Say I want to define the following cython function

import numpy as np
cimport numpy as cnp
def manipulate_arrays(cnp.int_t [::1] arr1, cnp.int_t[::1] arr2, cnp.int_t[::1] arr3):
    # do something with the arrays
    return None

The arrays arr1, arr2 and arr3 come from Python and they can be of either int32 or int64, depending on what numpy functions decide is best to create them.

Examples where this issue my occur:

  • Most times when creating a numpy array with dtype=int or dtype=np.int_, we get longs.
  • Based on this SO answer, cnp.int_t is a long, which I never know if it's a 32 bit or 64 bit integer (it's OS dependent?)
  • np.argsort returns 64 bit integers in a test that I made, i.e. a long long
  • Sometimes indptr and indices arrays of scipy.sparse matrices can be int32 or int64

I don't want to pollute the python code by specifying .astype(np.int64) in everything.

The question is then how to make generic numpy arrays of int's acceptable to cython functions.

From what I have understood, this is called template programming and in Cython this is made using fused types.

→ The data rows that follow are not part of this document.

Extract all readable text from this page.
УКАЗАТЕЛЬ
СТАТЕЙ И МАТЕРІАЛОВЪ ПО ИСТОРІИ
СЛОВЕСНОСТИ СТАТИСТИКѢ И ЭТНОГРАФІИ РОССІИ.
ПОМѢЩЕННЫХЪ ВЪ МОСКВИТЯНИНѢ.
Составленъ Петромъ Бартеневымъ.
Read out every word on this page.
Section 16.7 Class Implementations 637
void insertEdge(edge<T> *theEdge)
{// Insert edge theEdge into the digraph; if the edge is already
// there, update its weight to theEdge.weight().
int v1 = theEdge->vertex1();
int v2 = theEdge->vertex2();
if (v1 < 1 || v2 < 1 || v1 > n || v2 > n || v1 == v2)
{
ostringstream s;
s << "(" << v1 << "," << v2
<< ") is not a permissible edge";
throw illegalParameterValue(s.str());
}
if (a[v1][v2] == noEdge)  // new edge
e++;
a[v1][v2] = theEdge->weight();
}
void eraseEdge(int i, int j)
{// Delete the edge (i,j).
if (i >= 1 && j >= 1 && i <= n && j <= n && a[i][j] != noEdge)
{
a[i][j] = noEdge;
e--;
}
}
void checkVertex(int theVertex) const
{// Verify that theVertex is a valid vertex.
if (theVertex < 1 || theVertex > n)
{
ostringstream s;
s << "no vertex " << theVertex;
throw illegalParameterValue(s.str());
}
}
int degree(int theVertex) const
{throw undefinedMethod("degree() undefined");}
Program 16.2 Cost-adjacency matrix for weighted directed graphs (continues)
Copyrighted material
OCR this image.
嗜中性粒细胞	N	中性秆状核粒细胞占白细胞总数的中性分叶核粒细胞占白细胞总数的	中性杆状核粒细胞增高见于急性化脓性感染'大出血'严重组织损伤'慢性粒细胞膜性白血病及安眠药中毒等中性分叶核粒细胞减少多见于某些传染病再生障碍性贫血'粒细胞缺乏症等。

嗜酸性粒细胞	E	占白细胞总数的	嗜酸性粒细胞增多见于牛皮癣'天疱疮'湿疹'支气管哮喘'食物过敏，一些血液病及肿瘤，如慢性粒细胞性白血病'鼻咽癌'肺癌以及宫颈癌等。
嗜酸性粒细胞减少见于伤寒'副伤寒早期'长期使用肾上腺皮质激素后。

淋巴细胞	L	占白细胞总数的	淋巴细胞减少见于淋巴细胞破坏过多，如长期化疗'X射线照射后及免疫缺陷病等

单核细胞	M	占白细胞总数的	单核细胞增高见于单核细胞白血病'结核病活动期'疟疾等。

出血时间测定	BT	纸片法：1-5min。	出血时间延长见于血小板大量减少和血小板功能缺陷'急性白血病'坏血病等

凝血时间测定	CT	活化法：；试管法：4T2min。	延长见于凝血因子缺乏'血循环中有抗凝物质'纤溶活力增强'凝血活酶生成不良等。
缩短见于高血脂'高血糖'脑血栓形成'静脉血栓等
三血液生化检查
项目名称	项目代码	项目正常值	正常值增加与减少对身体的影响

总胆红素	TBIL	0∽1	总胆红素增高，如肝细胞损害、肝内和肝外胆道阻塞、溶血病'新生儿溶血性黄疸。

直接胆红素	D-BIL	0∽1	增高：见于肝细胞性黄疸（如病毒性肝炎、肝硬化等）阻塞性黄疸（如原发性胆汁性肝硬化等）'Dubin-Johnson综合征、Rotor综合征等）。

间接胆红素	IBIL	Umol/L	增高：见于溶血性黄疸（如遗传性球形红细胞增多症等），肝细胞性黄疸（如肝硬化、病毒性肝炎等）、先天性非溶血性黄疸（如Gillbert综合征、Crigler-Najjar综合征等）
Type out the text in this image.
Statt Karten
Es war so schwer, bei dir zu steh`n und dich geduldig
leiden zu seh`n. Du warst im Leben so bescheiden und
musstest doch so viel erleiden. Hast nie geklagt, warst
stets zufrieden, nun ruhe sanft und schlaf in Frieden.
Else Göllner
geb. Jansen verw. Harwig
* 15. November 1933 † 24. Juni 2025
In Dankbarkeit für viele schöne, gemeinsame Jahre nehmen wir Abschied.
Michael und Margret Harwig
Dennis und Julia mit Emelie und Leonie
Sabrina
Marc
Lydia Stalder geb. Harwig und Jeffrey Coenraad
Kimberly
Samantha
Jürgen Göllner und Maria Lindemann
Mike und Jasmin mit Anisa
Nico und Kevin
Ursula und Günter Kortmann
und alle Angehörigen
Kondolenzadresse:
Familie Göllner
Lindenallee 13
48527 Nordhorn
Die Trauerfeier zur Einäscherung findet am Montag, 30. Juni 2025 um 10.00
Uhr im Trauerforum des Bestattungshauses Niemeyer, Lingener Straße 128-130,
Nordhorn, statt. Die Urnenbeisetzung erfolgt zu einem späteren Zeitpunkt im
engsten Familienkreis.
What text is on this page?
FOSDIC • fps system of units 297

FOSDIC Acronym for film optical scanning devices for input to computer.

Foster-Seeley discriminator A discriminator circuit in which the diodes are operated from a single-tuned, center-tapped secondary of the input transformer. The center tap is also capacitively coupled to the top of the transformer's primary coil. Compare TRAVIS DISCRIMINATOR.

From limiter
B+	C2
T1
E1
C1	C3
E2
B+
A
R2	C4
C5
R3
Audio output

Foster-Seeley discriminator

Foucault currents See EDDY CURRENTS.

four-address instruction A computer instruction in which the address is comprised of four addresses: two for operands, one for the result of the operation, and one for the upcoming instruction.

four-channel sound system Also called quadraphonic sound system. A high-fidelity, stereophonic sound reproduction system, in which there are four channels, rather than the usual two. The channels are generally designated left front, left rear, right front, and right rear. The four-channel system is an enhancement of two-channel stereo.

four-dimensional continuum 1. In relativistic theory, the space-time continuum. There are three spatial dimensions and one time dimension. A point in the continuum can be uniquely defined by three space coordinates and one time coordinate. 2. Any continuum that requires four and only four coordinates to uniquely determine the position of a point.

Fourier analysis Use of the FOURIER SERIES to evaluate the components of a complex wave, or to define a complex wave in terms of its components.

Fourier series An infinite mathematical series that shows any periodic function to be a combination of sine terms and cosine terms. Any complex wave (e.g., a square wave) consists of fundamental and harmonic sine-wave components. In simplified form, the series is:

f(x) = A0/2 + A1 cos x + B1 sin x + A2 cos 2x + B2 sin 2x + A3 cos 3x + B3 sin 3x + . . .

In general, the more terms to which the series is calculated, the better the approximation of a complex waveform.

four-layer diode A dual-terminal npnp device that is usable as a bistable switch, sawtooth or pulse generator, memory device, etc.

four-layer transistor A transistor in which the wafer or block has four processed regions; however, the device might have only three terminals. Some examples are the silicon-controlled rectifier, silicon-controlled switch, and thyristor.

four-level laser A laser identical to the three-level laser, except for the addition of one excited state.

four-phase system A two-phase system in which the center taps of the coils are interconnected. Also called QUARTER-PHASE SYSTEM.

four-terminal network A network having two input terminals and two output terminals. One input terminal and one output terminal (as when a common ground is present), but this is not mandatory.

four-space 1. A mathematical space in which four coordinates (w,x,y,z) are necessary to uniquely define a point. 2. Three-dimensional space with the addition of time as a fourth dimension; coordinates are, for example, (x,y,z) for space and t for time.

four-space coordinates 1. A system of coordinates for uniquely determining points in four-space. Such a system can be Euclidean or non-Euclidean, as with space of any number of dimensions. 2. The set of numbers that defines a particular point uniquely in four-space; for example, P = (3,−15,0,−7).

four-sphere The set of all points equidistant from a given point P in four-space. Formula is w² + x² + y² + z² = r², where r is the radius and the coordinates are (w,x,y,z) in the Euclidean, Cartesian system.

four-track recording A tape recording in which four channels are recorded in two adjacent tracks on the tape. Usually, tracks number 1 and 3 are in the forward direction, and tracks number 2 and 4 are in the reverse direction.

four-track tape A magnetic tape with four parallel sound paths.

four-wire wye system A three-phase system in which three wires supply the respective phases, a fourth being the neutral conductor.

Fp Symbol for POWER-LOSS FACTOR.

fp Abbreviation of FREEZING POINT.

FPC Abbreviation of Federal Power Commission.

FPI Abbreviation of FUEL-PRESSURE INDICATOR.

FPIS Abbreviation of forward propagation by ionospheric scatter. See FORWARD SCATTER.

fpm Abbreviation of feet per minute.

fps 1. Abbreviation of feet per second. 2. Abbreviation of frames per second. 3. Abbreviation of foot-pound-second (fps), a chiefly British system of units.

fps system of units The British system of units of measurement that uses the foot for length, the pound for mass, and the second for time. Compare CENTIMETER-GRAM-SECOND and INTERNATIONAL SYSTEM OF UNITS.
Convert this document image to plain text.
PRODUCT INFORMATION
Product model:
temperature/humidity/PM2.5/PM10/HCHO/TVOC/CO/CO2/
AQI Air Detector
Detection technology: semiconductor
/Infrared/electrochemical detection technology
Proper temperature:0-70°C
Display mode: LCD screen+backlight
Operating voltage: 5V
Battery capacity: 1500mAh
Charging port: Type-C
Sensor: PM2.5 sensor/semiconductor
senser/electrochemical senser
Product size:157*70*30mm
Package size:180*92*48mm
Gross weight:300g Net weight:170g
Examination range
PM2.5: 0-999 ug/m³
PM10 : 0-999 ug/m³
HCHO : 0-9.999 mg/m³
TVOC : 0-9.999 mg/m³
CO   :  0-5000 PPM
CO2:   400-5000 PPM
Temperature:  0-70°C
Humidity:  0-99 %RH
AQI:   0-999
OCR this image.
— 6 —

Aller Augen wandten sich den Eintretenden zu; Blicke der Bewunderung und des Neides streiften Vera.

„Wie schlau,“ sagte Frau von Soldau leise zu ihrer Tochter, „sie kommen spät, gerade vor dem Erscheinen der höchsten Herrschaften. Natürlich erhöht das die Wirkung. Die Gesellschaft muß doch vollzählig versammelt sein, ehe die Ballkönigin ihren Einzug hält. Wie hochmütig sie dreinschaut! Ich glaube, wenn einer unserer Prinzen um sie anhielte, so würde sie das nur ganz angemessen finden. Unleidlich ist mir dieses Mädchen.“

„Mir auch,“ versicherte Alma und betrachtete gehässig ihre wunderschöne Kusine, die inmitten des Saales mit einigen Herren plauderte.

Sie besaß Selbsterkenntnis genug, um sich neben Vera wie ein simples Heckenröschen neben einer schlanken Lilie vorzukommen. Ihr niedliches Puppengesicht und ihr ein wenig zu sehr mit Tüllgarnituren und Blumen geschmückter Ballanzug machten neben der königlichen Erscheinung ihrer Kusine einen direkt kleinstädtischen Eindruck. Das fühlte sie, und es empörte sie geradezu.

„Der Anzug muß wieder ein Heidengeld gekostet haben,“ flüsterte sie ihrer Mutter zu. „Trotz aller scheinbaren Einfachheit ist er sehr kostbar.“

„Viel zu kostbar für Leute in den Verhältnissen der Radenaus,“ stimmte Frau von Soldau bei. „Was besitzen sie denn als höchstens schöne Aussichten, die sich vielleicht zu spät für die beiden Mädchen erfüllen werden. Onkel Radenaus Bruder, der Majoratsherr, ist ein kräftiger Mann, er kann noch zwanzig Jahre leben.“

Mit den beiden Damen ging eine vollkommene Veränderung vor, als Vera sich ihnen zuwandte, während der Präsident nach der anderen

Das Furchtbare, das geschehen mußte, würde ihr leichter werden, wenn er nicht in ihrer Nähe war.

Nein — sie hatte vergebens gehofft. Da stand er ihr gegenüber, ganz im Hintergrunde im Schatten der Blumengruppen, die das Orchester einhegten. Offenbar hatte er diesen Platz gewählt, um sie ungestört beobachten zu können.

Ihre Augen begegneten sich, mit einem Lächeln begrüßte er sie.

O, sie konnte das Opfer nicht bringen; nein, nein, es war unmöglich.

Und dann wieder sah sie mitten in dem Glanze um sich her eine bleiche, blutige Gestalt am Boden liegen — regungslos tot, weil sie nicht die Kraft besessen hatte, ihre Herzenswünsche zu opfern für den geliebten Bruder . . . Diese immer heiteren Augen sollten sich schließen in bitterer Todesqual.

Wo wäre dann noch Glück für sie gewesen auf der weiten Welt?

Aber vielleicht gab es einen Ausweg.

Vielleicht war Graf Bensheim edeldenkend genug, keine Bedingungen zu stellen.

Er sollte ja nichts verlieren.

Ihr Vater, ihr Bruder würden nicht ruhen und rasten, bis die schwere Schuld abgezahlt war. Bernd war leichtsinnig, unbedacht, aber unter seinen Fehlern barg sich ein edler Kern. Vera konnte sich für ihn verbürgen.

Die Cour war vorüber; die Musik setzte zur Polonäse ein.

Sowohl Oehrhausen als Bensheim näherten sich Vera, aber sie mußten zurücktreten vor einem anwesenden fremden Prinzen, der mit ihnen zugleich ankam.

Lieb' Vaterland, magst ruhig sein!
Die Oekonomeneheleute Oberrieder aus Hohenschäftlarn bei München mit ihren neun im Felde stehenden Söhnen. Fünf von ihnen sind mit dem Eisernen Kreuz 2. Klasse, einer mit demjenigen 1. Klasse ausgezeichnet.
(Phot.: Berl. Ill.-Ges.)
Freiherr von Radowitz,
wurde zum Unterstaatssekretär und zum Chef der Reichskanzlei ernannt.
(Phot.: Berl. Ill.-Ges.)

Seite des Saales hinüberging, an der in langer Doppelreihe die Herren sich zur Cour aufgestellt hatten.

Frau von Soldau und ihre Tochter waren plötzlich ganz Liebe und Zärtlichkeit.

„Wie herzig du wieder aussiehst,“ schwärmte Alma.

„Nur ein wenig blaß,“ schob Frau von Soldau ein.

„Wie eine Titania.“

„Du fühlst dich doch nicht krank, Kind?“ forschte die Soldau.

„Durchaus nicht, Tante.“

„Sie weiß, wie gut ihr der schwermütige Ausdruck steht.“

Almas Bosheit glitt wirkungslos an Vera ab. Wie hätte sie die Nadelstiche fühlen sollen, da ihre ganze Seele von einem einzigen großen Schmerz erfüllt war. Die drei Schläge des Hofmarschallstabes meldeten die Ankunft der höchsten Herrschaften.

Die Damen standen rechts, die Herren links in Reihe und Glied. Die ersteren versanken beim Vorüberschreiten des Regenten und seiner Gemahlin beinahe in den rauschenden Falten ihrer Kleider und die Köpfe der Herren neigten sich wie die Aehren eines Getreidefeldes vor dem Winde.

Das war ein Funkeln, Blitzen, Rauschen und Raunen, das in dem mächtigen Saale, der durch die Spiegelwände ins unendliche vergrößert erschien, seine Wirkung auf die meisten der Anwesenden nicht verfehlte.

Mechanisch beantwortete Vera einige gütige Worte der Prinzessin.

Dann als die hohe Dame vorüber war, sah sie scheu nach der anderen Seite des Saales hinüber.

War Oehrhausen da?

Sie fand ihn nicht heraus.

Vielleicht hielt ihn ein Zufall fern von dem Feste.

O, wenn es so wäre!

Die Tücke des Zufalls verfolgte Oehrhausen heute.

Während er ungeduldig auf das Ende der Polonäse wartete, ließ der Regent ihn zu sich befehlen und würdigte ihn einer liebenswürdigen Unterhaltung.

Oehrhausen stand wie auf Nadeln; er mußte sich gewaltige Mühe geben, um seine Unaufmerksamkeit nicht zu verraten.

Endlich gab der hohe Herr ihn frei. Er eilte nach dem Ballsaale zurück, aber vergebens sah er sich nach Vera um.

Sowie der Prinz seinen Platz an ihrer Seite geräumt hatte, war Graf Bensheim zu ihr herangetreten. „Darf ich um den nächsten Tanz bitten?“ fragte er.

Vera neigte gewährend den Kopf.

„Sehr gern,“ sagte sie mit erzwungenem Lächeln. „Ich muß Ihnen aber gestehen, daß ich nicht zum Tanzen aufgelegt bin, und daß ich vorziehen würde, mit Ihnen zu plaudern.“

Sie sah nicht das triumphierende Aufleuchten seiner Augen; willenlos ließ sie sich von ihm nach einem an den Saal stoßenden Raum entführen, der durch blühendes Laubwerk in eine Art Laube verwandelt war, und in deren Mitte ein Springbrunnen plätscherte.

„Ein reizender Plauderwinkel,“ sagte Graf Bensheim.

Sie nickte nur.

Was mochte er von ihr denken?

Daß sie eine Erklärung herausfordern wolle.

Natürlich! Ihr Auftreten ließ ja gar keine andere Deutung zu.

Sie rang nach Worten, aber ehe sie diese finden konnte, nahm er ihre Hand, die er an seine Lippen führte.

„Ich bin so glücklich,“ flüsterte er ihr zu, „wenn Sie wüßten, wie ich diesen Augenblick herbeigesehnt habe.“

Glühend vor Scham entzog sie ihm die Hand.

For this particular example I would have to do:

import numpy as np
cimport numpy as cnp
ctypedef fused A:
    cnp.int32_t
    cnp.int64_t
ctypedef fused B:
    cnp.int32_t
    cnp.int64_t
ctypedef fused C:
    cnp.int32
    cnp.int64
def manipulate_arrays(A[::1] arr0, B[::1] arr1, C[::1] arr2):
    # do something with the arrays
    return None

But the issue with this is that if the function has n different arrays, will I have to create by hand n different fused types? According to the documentation:

Note that in Cython 0.20.x and earlier, the compiler generated the full cross product of all type combinations when a fused type was used by more than one memory view in a type signature, e.g.

I actually WANT the full cross product. Is this just a bad design choice by me?